Des leaders religieux ont élevé des prières pour la paix au Cameroun, à l’occasion du vernissage du vernissage du village jeunesse.

Minjec FJ2020 vernissage prière interrelieuse

Les leaders de plusieurs confessions religieuses se sont retrouvés le 03 février 2020 dernier à l’esplanade du Palais Polyvalent des Sport de Yaoundé, transformé pour la circonstance en Village jeunesse, pour élever des prières et implorer le retour de la paix dans notre pays. C’était à l’occasion du vernissage de la 6ème édition dudit Village jeunesse par le ministre Mounouna Foutsou. Dans le cadre de cette Grande Prière Nationale, Serge Angoni Onguene, Coordonnateur national de l’Association de la Jeunesse Républicaine du Cameroun, va d’entrée de jeu observer que depuis quelques années, notre pays connait une montée inquiétante des discours de haine, la division entre ses fils et même des conflits armés. Ces différentes crises, dit-il, sont sources d‘énormes souffrances pour nos compatriotes. Par la suite, il implore la providence de bannir la violence des cœurs, des gestes et des paroles afin que la nouvelle société camerounaise soit non-violente, tolérante, fière de sa diversité et respectueuse des valeurs républicaines. Cheikh Oumarou Malam, le président du Conseil Permanent du Dialogue Interreligieux au Cameroun va abonder dans le même sens, en langue anglaise, en mentionnant que la tolérance et le respect sont deux attitudes incontournables si l’on veut construire une nation sans division, sans tribalisme et discrimination.

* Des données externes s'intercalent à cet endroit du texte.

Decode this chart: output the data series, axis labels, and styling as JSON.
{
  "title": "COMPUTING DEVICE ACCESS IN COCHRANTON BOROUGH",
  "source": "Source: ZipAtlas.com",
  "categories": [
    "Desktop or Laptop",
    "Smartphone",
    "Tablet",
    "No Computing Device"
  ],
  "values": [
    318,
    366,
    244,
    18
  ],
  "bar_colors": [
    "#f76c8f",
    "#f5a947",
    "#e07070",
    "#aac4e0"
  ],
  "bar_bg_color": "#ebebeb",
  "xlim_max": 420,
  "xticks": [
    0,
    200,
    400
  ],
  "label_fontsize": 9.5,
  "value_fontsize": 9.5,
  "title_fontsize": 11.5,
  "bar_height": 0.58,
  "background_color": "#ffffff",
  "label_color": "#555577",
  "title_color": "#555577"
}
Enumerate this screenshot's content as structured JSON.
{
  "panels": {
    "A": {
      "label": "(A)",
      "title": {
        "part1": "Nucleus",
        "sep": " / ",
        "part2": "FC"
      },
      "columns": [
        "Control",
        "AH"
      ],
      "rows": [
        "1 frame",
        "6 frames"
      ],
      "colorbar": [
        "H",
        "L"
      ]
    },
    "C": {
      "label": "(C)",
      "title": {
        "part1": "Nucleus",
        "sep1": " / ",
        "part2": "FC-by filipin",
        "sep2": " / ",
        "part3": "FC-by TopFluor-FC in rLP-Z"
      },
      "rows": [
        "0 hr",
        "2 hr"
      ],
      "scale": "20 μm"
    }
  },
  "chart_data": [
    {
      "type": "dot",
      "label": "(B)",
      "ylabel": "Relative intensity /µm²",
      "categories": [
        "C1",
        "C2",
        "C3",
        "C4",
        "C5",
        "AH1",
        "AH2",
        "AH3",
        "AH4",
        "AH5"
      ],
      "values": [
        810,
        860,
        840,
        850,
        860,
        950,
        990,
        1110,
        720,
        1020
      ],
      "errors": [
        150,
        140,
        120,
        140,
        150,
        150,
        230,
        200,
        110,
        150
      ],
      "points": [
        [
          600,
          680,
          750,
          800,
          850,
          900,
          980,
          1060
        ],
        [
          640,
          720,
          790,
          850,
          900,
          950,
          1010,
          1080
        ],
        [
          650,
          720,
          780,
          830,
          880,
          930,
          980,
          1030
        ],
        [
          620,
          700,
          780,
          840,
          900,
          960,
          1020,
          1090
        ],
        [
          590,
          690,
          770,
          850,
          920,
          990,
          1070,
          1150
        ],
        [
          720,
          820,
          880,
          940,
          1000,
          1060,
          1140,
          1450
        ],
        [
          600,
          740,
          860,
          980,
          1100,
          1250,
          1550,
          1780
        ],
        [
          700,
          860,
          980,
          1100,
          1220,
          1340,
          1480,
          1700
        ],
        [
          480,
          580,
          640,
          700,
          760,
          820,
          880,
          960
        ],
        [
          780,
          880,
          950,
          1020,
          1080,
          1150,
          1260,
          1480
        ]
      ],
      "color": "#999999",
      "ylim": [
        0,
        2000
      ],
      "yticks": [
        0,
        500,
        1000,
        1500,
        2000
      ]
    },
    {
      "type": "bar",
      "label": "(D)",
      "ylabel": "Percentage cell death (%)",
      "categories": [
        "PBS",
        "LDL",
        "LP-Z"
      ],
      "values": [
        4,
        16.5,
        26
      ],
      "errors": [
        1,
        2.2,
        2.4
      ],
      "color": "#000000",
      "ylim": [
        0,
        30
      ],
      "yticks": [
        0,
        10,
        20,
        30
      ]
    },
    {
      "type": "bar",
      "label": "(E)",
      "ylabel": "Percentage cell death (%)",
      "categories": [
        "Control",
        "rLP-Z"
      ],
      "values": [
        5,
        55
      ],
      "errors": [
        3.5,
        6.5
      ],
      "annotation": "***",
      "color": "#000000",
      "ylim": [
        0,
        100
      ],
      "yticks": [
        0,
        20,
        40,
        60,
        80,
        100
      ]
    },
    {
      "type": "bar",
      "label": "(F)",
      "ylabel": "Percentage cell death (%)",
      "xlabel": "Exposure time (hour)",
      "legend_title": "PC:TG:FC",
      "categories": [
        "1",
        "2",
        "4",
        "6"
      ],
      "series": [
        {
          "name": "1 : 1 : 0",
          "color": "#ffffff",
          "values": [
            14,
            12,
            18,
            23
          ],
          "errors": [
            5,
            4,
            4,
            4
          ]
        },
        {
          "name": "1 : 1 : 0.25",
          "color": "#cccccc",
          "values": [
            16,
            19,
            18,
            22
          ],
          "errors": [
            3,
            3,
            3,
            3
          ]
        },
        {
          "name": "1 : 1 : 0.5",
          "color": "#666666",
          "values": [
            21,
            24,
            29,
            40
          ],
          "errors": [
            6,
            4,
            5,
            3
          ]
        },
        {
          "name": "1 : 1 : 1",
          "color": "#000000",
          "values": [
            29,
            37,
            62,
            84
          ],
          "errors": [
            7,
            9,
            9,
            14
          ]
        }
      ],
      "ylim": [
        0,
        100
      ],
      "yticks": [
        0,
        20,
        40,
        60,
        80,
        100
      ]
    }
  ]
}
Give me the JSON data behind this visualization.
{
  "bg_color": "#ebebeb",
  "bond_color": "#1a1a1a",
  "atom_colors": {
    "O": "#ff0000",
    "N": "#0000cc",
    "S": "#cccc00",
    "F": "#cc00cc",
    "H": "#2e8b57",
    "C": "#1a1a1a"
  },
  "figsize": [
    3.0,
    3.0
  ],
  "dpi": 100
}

Convoquant les enseignements de Muhammad prêchant la construction quotidienne de la paix, Cheikh Oumarou Malam rapporte cette leçon : « vous devez être courtois et cordial avec votre prochain » parce que : « Allah ne regarde pas l’aspect physique ou les possessions, il regarde dans les cœurs ».  Il faut donc aimer sincèrement son prochain va renchérir le représentant de l’église orthodoxe qui souligne que si Dieu est miséricordieux envers nous, nous devons l’être aussi envers nos semblables. Et ne surtout pas commettre l’erreur, ajoute-t-il, de : « faire du pardon une formalité pour sauver les apparences. Le pardon est une question de foi et d’amour ». L’orateur soutien qu’il faut dépasser les opinions et les émotions personnelles  pour accorder l’attention à la patrie qui a besoin de tous ces enfants, même les plus récalcitrants. Une fois qu’ils ont manifesté le repentir, il faut leur accorder le pardon.

Le révérend Ngwet Alain propose comme solution d’introduire Dieu au cœur de toute démarche envisagée pour parvenir à la paix durable. Cependant, pour parvenir à la paix véritable, enseigne l’Abbé Etienne de l’église catholique s’appuyant sur l’évangile de saint Paul (14 : 27), il faut recourir à Dieu car lui seul donne la paix authentique qui va jusqu’à la réconciliation des cœurs. Dans son homélie, l’Abbé Etienne va citer les sept étapes requises pour être un artisan de la paix telles que proposées par le père Sylvestre : la prise de conscience, la responsabilité, le pardon à l’offenseur, l’expression de gratitude, l’expression de la joie, l’expression de l’amour et l’action juste pour établir la paix.